Minuette did not cry, not precisely. Carrie encouraged her to cry, or scream, or curse, but that all seemed far too much work. Though Minuette had always been told how transparent she was in her emotions, how everything she felt was there for others to see immediately, perhaps the last years of secrets and lies had taught her concealment. Or perhaps she was only comfortable being transparent on her own terms. In any case, in the extremity of the pain Minuette closed in on herself.

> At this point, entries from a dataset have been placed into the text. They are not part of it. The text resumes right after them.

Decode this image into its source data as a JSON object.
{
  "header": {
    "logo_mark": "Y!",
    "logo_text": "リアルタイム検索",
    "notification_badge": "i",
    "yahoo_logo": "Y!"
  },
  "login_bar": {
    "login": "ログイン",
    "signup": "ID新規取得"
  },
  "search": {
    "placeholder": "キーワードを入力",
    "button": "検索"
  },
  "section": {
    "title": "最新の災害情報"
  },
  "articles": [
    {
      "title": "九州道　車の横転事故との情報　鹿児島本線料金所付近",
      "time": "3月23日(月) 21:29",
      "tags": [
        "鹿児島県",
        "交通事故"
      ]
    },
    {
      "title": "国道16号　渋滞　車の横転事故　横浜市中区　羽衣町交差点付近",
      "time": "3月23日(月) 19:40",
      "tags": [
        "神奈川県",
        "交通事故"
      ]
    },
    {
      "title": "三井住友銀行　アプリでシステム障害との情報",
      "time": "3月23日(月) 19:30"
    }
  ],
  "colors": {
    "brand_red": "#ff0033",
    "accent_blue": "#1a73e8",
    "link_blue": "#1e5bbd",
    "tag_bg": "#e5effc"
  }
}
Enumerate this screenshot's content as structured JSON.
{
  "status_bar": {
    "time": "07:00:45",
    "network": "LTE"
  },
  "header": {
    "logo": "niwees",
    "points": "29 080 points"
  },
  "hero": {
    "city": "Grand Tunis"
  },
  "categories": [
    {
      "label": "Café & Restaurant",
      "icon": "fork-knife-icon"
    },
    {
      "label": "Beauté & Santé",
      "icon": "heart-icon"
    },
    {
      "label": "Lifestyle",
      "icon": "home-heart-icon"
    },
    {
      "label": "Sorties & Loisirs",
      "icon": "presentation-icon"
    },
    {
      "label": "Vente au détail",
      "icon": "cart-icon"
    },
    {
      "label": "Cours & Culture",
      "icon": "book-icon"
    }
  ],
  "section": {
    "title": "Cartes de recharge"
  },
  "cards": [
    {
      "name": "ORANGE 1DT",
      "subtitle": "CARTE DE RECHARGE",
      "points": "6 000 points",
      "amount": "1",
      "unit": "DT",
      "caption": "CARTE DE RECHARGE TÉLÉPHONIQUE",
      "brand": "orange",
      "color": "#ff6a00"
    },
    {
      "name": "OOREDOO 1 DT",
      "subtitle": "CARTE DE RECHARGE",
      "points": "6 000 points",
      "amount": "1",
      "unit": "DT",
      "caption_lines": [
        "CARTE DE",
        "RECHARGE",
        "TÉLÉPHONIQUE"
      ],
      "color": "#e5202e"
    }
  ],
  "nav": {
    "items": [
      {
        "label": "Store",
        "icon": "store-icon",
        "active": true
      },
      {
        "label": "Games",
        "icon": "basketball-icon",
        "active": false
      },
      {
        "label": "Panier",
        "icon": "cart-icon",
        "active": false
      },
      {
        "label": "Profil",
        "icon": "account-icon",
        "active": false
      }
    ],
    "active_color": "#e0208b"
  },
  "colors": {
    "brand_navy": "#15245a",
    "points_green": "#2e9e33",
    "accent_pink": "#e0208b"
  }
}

She knew she moaned, when it seemed as though the pain wanted to pull her under, with barely a breath or two between surges, and she seemed to be whispering things under her breath, but even she wasn’t entirely sure what she said.
Please
was in there a lot, and so was
Help
, and several times
Mother
.

It went on and on until Carrie told her the sun was just beginning to rise. “How much longer?” Minuette croaked to the French midwife who had been chattering volubly all night. She didn’t even know if she managed to speak in French, or if it was English, but the midwife patted her hand and smiled. “Good girl,” she said. “Almost.”

There seemed a longer pause than she’d had for hours, and then Minuette felt a gush of something warm. She’d heard of a woman’s waters, but this was nothing like what she’d thought. One moment she spared an almost amused thought for the mess of all this, and
then she was swept by something more terrifying even than the pain: an urge to push that was primitive in its demands.